近年来,数据流学习因其大量的应用而引起了研究人员和实践者的关注。这些应用促使研究界提出了大量的方法来解决不同任务中的问题,尤其是在分类、聚类和异常检测方面。然而,一项被称为量化的相关任务大部分仍未被探索。量化目标是在未标记的集合中提供类流行率的估计。最近,我们提出了SQSI算法来量化带有概念漂移的数据流。SQSI使用统计测试来识别概念漂移并重新训练分类器。然而,再培训涉及到要求所有新到达实例的标签。在本文中,我们通过探索与半监督学习相关的实例选择技术来扩展SQSI算法。其思想是请求最近示例的一个较小子集的类。我们的实验表明,SQSI的扩展显著降低了对实际标签的依赖,同时保持或提高了量化准确性。

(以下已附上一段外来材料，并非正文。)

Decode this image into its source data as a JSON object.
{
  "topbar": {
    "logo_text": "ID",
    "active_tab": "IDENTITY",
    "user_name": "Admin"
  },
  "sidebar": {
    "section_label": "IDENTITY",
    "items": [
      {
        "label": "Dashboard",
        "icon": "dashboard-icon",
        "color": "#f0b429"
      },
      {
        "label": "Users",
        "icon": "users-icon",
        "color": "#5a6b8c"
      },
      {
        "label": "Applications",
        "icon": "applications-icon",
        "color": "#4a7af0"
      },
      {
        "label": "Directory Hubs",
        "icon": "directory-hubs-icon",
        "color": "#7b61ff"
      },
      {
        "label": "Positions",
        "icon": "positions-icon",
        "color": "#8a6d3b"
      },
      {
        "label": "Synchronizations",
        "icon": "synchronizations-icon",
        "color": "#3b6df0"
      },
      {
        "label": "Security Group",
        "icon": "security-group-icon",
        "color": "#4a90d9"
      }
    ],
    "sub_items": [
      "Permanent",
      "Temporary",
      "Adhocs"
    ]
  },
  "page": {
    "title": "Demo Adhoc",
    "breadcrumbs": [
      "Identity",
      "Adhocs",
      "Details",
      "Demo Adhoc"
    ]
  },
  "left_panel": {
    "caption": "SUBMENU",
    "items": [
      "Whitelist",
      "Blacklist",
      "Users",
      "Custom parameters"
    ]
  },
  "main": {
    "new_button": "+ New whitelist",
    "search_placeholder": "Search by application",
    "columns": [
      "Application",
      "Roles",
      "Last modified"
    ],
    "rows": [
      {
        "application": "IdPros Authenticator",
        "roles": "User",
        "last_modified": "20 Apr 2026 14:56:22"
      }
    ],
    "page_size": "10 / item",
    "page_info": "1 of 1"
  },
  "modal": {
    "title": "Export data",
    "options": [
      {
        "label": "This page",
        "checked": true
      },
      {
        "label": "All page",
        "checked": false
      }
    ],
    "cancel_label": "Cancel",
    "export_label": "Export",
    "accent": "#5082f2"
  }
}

本文章由计算机程序翻译,如有差异,请以英文原文为准。
查看原文
分享 分享
微信好友 朋友圈 QQ好友 复制链接
本刊更多论文
Combining instance selection and self-training to improve data stream quantification
In the last years, learning from data streams has attracted the attention of researchers and practitioners due to its large number of applications. These applications have motivated the research community to propose a significant amount of methods to solve problems in diverse tasks, more prominently in classification, clustering, and anomaly detection. However, a relevant task known as quantification has remained mostly unexplored. The quantification goal is to provide an estimate of the class prevalence in an unlabeled set. Recently, we proposed the SQSI algorithm to quantify data streams with concept drifts. SQSI uses a statistical test to identify concept drifts and retrain the classifiers. However, the retraining involves requiring the labels for all newly arrived instances. In this paper, we extend SQSI algorithm by exploring instance selection techniques allied to semi-supervised learning. The idea is to request the classes of a smaller subset of recent examples. Our experiments demonstrate that SQSI’s extension significantly reduces the dependency on actual labels while maintaining or improving the quantification accuracy.
求助全文
通过发布文献求助,成功后即可免费获取论文全文。 去求助
来源期刊
Journal of the Brazilian Computer Society
Journal of the Brazilian Computer Society Computer Science-Computer Science (all)
CiteScore
2.40
自引率
0.00%
发文量
2
期刊介绍: JBCS is a formal quarterly publication of the Brazilian Computer Society. It is a peer-reviewed international journal which aims to serve as a forum to disseminate innovative research in all fields of computer science and related subjects. Theoretical, practical and experimental papers reporting original research contributions are welcome, as well as high quality survey papers. The journal is open to contributions in all computer science topics, computer systems development or in formal and theoretical aspects of computing, as the list of topics below is not exhaustive. Contributions will be considered for publication in JBCS if they have not been published previously and are not under consideration for publication elsewhere.
期刊最新文献
An optimization-based framework for personal scheduling during pandemic events Multiobjective message scheduling for Hybrid Synchronization in Distributed Simulations Promoting Children's Participation in a Participatory Design Process in a Rural School: A new role needed? A Deep Learning Model for the Assessment of the Visual Aesthetics of Mobile User Interfaces Adopting Human-data Interaction Guidelines and Participatory Practices for Supporting Inexperienced Designers in Information Visualization Applications
×
引用
GB/T 7714-2015
复制
MLA
复制
APA
复制
导出至
BibTeX EndNote RefMan NoteFirst NoteExpress
×
×
提示
您的信息不完整,为了账户安全,请先补充。
现在去补充
×
提示
您因"违规操作"
具体请查看互助需知
我知道了
×
提示
现在去查看 取消
×
提示
确定
0
微信
客服QQ
Book学术公众号 扫码关注我们
反馈
×
意见反馈
请填写您的意见或建议
请填写您的手机或邮箱
已复制链接
已复制链接
快去分享给好友吧!
我知道了
×
扫码分享
扫码分享
Book学术官方微信
Book学术文献互助
Book学术文献互助群
群 号:481959085
Book学术
文献互助 智能选刊 最新文献 互助须知 联系我们:info@booksci.cn
Book学术提供免费学术资源搜索服务,方便国内外学者检索中英文文献。致力于提供最便捷和优质的服务体验。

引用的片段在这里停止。